Evli olan her çiftin evinde mutlaka ama mutlaka bir çocuk vardır. Hatta bu çocuk iki kişi evlenmeye niyetlendiğinde, ya da sözlendiğinde dünyaya gelir.
Evliliğin kaderini, mutluluğunu bu çocuk belirler. Velakin bu çocuk görünmediği için genelde fark edilmez ve maalesef ihmal edilir. İhmal edilen bu çocuk, anne-babasından intikamını onların mutluluğunu bozarak, keyfini kaçırarak alır. Sonunda bu evliliği boşanmaya kadar bile sürükleyebilir. Eğer, görünmeyen bu çocuğa iyi bakılmazsa evdeki diğer çocuklarında sağlıklı bir şekilde büyümesi pek de kolay değildir. Kısacası bu çocuk görünmez ama hayli de öneme sahiptir.

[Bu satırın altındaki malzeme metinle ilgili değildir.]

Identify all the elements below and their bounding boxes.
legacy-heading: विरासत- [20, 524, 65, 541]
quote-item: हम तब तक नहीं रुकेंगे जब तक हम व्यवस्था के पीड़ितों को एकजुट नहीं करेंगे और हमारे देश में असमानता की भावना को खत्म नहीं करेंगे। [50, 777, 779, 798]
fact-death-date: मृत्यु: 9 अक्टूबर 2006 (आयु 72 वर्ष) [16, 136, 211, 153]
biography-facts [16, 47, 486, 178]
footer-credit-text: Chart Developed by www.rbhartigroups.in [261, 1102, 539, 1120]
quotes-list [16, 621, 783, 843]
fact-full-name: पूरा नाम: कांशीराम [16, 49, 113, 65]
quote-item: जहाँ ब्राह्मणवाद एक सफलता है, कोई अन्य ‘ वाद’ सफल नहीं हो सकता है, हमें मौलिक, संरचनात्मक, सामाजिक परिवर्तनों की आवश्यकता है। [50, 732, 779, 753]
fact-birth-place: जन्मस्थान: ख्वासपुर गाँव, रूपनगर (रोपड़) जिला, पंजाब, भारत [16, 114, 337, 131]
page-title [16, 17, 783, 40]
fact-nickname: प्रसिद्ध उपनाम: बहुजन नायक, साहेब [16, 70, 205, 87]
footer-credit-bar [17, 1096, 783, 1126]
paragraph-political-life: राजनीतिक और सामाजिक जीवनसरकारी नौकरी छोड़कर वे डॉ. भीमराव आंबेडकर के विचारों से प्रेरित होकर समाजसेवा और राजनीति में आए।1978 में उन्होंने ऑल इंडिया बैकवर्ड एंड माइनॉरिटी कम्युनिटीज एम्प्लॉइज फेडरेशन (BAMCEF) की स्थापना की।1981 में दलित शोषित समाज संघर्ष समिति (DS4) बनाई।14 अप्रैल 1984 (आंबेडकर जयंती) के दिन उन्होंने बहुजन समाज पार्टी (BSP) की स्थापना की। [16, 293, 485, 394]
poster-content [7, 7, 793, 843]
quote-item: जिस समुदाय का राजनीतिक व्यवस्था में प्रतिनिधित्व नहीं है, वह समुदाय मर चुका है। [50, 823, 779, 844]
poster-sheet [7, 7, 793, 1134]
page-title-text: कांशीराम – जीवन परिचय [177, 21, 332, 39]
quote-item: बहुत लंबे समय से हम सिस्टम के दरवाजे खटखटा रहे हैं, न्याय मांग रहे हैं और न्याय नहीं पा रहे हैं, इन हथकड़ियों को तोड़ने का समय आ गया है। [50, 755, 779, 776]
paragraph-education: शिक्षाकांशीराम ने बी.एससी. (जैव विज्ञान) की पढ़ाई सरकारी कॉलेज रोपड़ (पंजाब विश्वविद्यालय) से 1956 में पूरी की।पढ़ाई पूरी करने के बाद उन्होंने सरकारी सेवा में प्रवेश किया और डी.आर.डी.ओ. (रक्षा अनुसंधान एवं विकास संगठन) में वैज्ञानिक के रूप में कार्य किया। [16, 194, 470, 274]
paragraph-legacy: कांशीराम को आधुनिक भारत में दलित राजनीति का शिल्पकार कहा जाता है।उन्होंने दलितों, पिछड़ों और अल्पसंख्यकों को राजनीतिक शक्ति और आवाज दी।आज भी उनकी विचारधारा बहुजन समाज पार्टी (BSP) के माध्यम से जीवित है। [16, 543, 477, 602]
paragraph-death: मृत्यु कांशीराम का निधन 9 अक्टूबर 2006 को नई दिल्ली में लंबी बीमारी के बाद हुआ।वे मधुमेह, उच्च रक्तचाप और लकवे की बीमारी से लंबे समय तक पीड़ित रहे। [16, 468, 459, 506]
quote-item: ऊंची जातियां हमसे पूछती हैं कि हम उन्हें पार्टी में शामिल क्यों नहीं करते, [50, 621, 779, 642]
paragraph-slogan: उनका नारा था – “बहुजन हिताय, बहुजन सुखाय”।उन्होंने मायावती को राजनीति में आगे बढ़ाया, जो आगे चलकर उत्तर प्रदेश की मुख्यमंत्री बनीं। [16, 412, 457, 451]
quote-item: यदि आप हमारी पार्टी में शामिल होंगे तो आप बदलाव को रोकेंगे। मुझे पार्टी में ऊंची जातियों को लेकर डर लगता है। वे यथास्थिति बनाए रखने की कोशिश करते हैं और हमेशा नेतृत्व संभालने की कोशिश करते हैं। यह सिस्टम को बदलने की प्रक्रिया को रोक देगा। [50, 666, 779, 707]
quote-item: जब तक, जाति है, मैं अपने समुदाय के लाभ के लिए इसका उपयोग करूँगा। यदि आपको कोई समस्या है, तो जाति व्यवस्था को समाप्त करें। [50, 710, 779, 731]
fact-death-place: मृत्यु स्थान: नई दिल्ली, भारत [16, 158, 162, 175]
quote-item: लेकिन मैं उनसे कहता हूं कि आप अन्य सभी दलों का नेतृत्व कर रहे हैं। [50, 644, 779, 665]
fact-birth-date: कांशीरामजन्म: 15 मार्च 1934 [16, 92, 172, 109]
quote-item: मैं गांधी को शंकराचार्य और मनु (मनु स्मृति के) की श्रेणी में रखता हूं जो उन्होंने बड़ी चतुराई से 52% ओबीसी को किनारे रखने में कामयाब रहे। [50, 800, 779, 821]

Evlilikteki bu ilk çocuğun adı “ilişki ya da iletişim”’dir. İki insan bir araya geldiğinde ve birliktelik kurmaya planladığında hemen o dakikada doğar bu çocuk. Tabi her çocuk gibi ilgi bekler, özen ister, şımartılmak ve bolca öpülmek ister.
Genelde anne-babalar bu çocuğu ihmal ederler. Evliliğin ilk yıllarında özen gösterilen “ilişki” ye sonraki yıllarda pek özen gösterilmez. “İlişki” kendi haline bırakılır. Kendi haline bırakıldıkça, kirlenir, yıpranır “ilişki”. “İlişki” adındaki bu çocuk sevgi ile beslenmediğinde aç kalır. Harap ve bitap düşer. Kendisi evin direği hükmünde olduğundan, onun bu harap hali tüm evliliğe ve aileye yansır. Evde bir huzursuzluk dolaşmaya başlar. Evin diğer görünen çocukları, bu çocuğu görmese de evde bir şeylerin ters gittiğini anne ve babanın davranışlarından anlarlar. “İlişki ve iletişim” in zayıf olduğu, güçsüz olduğu bir ailede diğer çocukların güçlü olması zordur açıkçası.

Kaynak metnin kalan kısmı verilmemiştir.